In a statement Friday, the group of Black lawmakers described the $1.7 trillion student loan debt crisis as “a racial and economic justice issue disproportionately impacting Black communities.”

“Canceling student loan debt is some of the impactful ways to handle the continued economic and racial inequities plaguing our nation,” the CBC wrote.

“Nothing is off the table, except inaction,” said the lawmakers, who also asked to satisfy with Biden to debate the matter.

The $1.7 trillion student loan debt crisis is a racial & economic justice issue disproportionately impacting Black communities nationwide. @TheBlackCaucus is looking on the Biden Administration to implement broad-based student loan debt cancellation by executive motion. 🧵

— Rep. Joyce Beatty (@RepBeatty) May 20, 2022

The CBC didn’t include a certain amount of student debt that they advisable to be canceled.
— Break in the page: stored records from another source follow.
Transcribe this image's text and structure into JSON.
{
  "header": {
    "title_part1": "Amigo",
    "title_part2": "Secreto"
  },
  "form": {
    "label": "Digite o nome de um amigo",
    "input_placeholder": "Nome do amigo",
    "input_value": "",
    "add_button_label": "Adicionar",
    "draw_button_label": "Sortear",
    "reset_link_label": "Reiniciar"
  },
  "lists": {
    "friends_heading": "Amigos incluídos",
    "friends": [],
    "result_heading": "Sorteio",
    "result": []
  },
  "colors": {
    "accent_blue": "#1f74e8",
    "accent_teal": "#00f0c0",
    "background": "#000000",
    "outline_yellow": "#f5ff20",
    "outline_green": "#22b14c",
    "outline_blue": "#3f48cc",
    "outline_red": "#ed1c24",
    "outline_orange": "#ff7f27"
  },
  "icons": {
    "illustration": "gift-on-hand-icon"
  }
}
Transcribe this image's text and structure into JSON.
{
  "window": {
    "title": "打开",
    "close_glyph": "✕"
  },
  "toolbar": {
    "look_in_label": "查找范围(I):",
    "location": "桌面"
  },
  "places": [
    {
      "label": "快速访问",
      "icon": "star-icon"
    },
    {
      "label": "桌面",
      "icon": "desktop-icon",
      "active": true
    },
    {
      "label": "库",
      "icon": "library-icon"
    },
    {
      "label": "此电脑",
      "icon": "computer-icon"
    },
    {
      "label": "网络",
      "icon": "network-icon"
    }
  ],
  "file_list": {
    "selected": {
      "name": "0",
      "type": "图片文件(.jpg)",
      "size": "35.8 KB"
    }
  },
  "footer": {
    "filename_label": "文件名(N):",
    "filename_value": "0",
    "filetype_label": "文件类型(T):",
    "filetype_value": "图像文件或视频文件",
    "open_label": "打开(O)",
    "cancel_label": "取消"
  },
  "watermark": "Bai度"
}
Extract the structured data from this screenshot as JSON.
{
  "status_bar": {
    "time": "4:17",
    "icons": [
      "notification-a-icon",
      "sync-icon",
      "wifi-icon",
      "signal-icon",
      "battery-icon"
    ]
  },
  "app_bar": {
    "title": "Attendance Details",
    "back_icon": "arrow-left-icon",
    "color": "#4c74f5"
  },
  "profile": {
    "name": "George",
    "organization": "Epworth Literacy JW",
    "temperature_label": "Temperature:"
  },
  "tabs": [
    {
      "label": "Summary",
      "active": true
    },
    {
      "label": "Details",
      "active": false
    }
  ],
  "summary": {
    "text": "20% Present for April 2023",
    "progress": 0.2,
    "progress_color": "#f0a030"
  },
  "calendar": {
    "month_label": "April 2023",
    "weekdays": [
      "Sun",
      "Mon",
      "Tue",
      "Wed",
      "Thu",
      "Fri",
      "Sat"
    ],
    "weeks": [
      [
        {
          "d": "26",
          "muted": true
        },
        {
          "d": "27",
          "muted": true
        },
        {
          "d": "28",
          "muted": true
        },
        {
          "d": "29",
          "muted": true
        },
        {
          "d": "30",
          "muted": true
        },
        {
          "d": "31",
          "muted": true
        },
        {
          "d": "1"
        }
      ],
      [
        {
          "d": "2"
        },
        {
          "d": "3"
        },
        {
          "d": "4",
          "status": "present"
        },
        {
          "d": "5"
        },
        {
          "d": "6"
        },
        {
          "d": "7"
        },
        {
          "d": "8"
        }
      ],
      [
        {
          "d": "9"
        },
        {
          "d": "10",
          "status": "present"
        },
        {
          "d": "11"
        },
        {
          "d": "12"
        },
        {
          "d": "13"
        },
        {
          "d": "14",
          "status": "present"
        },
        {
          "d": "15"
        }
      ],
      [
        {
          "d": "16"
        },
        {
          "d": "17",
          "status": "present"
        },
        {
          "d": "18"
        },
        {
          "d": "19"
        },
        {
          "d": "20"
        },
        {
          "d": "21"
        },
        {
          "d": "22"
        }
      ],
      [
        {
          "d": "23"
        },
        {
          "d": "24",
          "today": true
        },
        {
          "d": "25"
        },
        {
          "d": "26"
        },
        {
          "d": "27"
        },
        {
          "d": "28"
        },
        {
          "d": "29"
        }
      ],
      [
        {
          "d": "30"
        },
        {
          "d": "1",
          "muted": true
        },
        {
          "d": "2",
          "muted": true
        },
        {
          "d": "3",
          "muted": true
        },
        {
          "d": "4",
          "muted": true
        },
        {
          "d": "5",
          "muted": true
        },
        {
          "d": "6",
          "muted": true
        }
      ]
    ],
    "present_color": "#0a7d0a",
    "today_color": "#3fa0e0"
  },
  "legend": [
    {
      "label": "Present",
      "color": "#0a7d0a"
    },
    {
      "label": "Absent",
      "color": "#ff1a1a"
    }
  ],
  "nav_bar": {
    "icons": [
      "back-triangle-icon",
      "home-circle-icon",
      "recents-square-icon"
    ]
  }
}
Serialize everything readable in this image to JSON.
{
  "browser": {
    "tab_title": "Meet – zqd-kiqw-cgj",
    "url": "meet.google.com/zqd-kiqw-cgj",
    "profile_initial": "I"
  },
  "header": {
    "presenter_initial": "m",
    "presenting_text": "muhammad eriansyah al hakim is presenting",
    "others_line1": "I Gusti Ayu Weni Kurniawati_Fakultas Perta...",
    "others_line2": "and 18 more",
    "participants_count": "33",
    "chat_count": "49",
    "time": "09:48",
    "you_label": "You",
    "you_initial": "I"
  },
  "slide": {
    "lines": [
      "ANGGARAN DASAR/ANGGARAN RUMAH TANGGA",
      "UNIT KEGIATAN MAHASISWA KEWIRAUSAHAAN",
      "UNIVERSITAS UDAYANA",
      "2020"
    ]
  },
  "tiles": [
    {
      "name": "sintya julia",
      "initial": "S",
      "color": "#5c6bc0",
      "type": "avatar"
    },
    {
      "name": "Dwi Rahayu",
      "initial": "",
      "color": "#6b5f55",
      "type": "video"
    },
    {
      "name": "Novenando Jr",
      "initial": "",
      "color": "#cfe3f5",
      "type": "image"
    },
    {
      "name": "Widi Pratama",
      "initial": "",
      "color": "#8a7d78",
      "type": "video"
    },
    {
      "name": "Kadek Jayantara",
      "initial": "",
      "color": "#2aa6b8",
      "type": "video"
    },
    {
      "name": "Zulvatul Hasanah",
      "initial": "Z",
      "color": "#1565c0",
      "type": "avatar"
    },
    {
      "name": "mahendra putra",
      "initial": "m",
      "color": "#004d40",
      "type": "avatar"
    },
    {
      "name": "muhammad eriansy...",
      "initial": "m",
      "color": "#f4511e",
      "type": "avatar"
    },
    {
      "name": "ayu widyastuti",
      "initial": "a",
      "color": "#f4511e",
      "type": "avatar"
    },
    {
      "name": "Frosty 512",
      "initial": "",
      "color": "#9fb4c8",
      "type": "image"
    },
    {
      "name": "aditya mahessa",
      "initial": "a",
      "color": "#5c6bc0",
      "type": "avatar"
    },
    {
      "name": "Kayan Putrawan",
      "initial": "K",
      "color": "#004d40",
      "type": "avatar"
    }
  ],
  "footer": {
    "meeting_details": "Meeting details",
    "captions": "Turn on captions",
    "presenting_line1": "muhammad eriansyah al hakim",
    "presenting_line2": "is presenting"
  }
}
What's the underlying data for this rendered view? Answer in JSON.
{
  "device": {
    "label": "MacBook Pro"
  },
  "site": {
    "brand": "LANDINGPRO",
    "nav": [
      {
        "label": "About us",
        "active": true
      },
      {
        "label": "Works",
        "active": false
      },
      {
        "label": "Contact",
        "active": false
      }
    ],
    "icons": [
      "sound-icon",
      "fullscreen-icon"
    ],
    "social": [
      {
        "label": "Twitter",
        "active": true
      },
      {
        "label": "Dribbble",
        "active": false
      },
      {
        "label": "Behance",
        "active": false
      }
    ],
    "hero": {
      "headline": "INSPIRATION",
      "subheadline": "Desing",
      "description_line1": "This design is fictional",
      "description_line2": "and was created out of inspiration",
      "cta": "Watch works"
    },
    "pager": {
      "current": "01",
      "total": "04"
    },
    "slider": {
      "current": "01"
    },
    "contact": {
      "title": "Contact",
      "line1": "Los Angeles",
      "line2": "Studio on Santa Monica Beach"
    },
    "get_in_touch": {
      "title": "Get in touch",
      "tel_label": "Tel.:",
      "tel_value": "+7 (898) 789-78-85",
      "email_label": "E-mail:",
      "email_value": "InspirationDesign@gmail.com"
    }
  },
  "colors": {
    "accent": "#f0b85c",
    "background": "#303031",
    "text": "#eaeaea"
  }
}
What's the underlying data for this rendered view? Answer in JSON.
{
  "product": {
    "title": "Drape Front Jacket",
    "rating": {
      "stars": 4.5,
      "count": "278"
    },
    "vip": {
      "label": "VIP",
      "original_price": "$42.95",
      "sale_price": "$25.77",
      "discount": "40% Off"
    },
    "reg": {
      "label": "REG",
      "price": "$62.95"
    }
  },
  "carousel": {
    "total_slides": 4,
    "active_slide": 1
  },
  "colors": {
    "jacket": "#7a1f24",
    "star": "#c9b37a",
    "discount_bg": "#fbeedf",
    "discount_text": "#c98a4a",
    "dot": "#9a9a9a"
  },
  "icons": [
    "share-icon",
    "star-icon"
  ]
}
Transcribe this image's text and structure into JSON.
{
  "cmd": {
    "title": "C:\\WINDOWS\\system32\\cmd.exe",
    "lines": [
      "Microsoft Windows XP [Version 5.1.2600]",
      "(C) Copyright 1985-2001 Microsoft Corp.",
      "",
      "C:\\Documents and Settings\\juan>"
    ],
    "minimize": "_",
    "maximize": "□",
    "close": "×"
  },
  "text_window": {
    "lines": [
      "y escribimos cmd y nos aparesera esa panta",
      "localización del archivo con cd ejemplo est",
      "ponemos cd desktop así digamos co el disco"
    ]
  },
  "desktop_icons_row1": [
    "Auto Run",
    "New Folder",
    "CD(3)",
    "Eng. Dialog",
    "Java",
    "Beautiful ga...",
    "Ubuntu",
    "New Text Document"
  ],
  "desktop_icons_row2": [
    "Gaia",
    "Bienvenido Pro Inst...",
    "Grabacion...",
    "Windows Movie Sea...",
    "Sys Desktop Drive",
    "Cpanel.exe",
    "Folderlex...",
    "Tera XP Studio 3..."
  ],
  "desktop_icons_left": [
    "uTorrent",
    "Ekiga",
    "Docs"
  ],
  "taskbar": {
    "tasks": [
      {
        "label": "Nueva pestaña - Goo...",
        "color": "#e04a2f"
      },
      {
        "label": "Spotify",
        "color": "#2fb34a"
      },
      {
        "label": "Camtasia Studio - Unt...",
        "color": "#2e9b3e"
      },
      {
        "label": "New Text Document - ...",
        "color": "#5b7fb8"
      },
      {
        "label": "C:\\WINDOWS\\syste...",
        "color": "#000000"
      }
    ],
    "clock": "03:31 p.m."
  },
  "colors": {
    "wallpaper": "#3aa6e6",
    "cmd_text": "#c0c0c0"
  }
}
Earlier this yr, dozens of Democratic lawmakers, led by Massachusetts Democrats Rep. Ayanna Pressley and Sen. Elizabeth Warren, urged the president to cancel $50,000 in student debt per borrower.

Biden previously indicated he’s “unlikely” to eliminate that much debt per person, but has expressed support for forgiving $10,000 of debt per person.

The administration has said the president will determine whether to cancel any amount of student debt before payments resume in August. (Federal student loan payments were paused amid the COVID-19 pandemic, and Biden has repeatedly prolonged this pause.)

Widespread loan forgiveness would make a major dent within the racial wealth gap, as Black undergraduates are more likely than every other racial group to must borrow money to pay for school, and Black students graduate with the best student loan debt of any group.

A Federal Reserve report in 2020 checked out American borrowers under age 40 who’ve student loan debt, and located that 26% of Black and 19% of Latinx borrowers had fallen behind on their loan payments, in comparison with just 7% of white borrowers.